Risk. We don’t take enough of it. When a besuited business type talks about ‘thinking outside the box’, we know he (it’s always a he) means the exact opposite. He means thinking inside a very tight set of constraints that are all to do with the avoidance of risk.
Business gobbledegookers are like senior civil servants. Their careers are dedicated to not rocking the boat, because rocked boats can capsize, and with them go the careers of the rockers. So nothing much of any interest ever happens in their organisations, until a wave of redundancies sweeps across them.
You see avoidance of risk in formulaic movies, whether they be from Hollywood, Bollywood or Britain. Avoidance of risk governs the marketing of cars, in that every car brand has to offer exactly the same level of equipment, at every price point, that every other car brand offers. Hence, in a double-whammy risk-avoidance manoeuvre, the ludicrous race to fit more and more increasingly unnecessary air bags to protect against ever-less likely forms of collision. Which means that cars are heavy and have little space inside them, but are amazingly safe should you happen to crash. Thus cocooned, their drivers drive much more dangerously. Which makes life that much riskier for pedestrians and cyclists.
Then again, we take huge risks all the time. Being born is bad, risk-wise, because it immediately begins the countdown to death. On your way there, being a man is risky, because you will most likely not live as long as a woman and you will be more prone to violent attacks, usually from other men. It is risky to be poor. It is risky to indulge in certain sports. It is risky to live in Scotland, because your stereotypical diet will be fried Mars bars and chips, and that’s just not good for you.
Getting to be old is also a highly risky business, because, though you have managed to avoid all the hazards of youth, you will be more prone to diseases simply by virtue of being old. It’s sheer madness, frankly, to be 98 years old. Especially if you want to take out a life assurance policy.

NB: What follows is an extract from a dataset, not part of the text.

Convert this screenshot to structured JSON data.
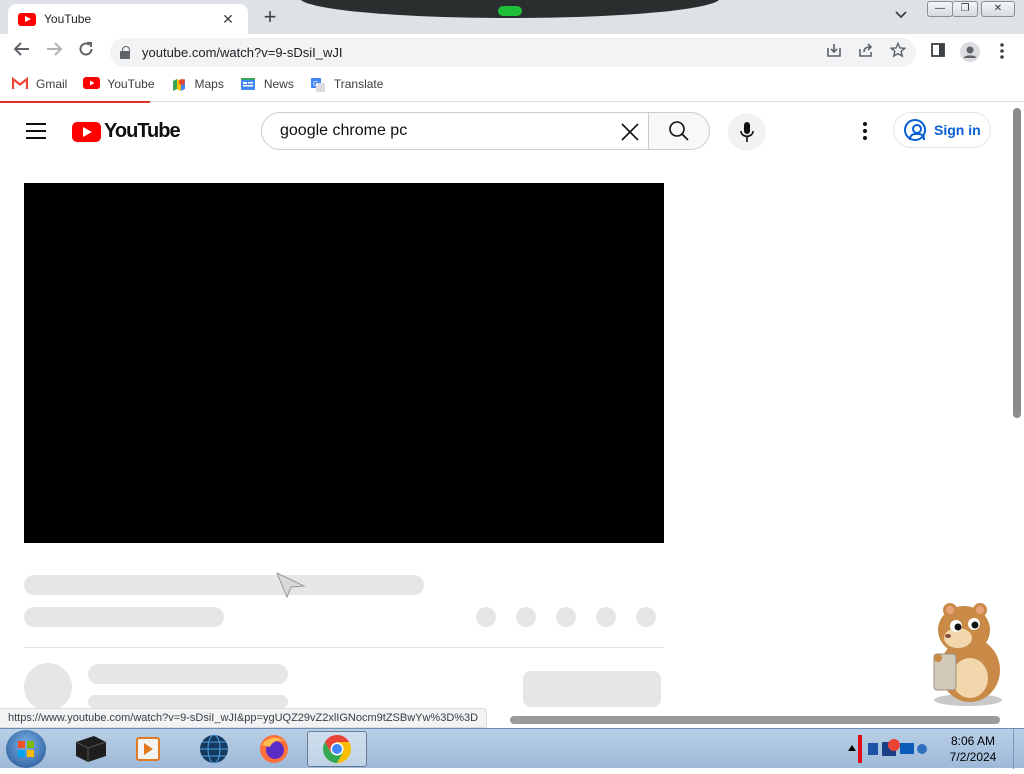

You can look at this in two ways when considering innovation. In one way, it is very bad to innovate because of the very high risk of failure. Better to let someone else take the initial risk, and then come in second with an improved, more marketable, me-too product. In another way, all the most successful companies – from Ford to Microsoft – are driven by innovation in their growth years, and it is only when they are fully established, with edgy shareholders and market analysts watching them, that they adopt the me-too mentality. Doing that means that the company is doomed, but probably not for some years, even decades.
But this is too simplistic, because it overlooks something that is simpler still: the both-and/or approach. Beyond a certain, relatively small, size, any company in the design business can operate on two levels. It can do all its run-of-the-mill profitable and unexceptional work. And in the corner, or after hours, it can do outrageous stuff that will set the world alight, if only a client is courageous enough to adopt it. High risk. But one day, that client might just say yes, because there are only so many identikit presentations that any one person can stand. Never underestimate the transformative power of pure boredom.